It sounds like it's only a matter of time before the abuse becomes physical. Since he has already pulled a knife on you, there's no telling what he's capable of. Get out ASAP with your kids. That's what women's shelters are for. If he wants his family back, he'll do the work to make it so. If not, then you did not lose anything because you didn't truly have anything.


----------



## lost2010

Oh Honey! PLEASE PLEASE PLEASE get out of there! Friends, family, shelter, anything. This screams at me that matter will unfold to get worse than the already horrible things you are dealing with. YOU DO NO DESERVE TO BE TREATED THIS WAY. You need to tell yourself that. Everyday. The chatting is understandable rrelease from what you are dealing with but please be careful- tread soflty until you are out of that house! (or he is out of it- whichever)


----------



## lastinline

I think the other posts are dead on. You need to leave. What you are writing about is scary stuff. I'll be direct with you carolinagirl99, your cyber-boyfriend (CBF) is not the answer. He is a distraction and a dangerous one at that because his "support" allows provides you enough comfort to stay in this horrible situation.

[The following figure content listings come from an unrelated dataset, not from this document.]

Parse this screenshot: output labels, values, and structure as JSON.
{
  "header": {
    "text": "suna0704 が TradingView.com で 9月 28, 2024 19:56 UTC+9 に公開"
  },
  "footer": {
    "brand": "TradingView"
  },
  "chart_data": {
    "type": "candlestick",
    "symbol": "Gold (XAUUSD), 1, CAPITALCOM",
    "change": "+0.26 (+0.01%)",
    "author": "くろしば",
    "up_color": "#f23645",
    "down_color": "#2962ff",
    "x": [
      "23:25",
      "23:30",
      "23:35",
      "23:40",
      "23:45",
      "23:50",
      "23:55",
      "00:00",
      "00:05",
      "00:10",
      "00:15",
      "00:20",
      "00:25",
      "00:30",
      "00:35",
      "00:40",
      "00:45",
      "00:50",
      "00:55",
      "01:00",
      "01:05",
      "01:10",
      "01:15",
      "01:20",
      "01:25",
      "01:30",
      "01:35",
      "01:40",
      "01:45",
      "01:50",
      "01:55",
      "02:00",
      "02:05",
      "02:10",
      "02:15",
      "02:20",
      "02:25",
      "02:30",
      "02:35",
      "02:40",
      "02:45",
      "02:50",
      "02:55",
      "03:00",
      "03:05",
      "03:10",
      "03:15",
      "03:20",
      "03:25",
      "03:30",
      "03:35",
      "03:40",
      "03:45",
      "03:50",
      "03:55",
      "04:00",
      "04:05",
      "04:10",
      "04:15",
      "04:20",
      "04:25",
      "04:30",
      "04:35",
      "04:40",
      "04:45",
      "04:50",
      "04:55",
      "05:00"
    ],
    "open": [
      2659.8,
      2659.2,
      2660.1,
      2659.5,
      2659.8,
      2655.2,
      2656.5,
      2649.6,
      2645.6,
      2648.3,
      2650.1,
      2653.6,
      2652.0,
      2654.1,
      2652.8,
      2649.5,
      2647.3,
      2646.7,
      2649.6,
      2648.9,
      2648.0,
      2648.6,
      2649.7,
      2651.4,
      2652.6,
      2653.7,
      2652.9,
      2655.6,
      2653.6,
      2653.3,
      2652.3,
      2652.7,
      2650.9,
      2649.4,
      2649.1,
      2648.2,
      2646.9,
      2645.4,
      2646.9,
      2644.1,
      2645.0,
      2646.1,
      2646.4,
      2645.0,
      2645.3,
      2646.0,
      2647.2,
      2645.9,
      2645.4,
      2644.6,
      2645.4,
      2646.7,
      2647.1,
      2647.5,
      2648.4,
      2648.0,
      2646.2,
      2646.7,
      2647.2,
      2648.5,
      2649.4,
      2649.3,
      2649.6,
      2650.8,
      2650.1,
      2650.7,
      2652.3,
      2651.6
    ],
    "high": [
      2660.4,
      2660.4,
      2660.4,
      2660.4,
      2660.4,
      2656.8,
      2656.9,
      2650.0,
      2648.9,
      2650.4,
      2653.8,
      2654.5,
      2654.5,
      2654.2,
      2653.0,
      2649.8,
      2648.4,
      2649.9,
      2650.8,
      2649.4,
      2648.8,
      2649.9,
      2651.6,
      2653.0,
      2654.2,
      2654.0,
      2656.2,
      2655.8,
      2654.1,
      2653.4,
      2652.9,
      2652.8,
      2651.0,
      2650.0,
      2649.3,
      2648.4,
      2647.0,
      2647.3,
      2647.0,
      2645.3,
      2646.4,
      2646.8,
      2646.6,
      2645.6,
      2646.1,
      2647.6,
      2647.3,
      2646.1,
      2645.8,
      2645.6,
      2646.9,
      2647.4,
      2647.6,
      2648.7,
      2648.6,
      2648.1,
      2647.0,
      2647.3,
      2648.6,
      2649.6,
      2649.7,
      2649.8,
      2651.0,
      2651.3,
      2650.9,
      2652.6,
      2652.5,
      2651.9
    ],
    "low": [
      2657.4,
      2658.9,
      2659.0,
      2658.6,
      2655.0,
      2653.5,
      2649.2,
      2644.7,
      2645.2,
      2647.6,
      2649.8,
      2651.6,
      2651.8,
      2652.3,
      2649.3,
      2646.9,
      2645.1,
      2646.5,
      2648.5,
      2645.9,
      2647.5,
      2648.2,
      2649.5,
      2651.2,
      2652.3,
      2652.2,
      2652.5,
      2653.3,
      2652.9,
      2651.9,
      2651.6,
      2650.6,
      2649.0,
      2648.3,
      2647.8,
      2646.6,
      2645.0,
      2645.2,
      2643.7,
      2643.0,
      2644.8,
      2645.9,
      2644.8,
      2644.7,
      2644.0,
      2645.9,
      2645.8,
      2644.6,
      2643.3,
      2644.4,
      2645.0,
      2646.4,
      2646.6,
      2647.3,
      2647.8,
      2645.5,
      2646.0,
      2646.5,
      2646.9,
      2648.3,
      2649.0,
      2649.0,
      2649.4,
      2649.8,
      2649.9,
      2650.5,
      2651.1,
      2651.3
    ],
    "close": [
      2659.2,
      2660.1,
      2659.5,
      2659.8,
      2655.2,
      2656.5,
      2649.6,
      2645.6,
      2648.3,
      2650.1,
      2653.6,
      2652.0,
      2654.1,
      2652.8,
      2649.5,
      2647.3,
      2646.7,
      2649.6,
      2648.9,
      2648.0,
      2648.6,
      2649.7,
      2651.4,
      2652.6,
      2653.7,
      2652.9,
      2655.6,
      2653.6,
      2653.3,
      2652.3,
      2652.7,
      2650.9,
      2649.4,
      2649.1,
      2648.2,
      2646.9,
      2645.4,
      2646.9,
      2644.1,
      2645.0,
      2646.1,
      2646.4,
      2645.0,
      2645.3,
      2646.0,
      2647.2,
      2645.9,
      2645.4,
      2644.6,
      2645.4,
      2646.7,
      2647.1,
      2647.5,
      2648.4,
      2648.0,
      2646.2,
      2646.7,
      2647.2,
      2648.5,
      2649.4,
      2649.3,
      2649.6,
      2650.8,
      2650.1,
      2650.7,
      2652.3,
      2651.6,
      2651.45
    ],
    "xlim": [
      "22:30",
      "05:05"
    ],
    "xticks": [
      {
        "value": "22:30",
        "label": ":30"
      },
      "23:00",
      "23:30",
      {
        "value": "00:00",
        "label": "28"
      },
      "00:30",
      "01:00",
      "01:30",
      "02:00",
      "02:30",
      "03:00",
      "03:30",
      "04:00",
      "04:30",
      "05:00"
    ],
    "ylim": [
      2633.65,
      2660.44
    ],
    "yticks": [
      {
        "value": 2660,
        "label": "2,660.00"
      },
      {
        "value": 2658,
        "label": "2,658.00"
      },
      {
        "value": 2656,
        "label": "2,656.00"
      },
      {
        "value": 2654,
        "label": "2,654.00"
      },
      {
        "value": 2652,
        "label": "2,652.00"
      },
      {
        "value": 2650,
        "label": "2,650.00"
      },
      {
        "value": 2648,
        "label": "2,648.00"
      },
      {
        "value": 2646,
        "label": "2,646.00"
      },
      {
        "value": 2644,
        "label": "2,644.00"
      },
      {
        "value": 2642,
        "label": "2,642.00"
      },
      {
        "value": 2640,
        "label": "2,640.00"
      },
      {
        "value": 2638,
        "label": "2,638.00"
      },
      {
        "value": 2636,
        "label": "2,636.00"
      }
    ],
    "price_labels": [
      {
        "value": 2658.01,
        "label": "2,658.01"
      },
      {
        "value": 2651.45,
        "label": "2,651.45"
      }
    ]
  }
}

Trust me if things go south, your CBF's rapidly texting 911 will be of little comfort, use, or help to you and your children.

LIL


----------



## lost2010

lastinline said:


> I think the other posts are dead on. You need to leave. What you are writing about is scary stuff. I'll be direct with you carolinagirl99, your cyber-boyfriend (CBF) is not the answer. He is a distraction and a dangerous one at that because his "support" allows provides you enough comfort to stay in this horrible situation.
> 
> Trust me if things go south, your CBF's rapidly texting 911 will be of little comfort, use, or help to you and your children.
> 
> LIL


VERY WELL SAID I couldn't agree more.


----------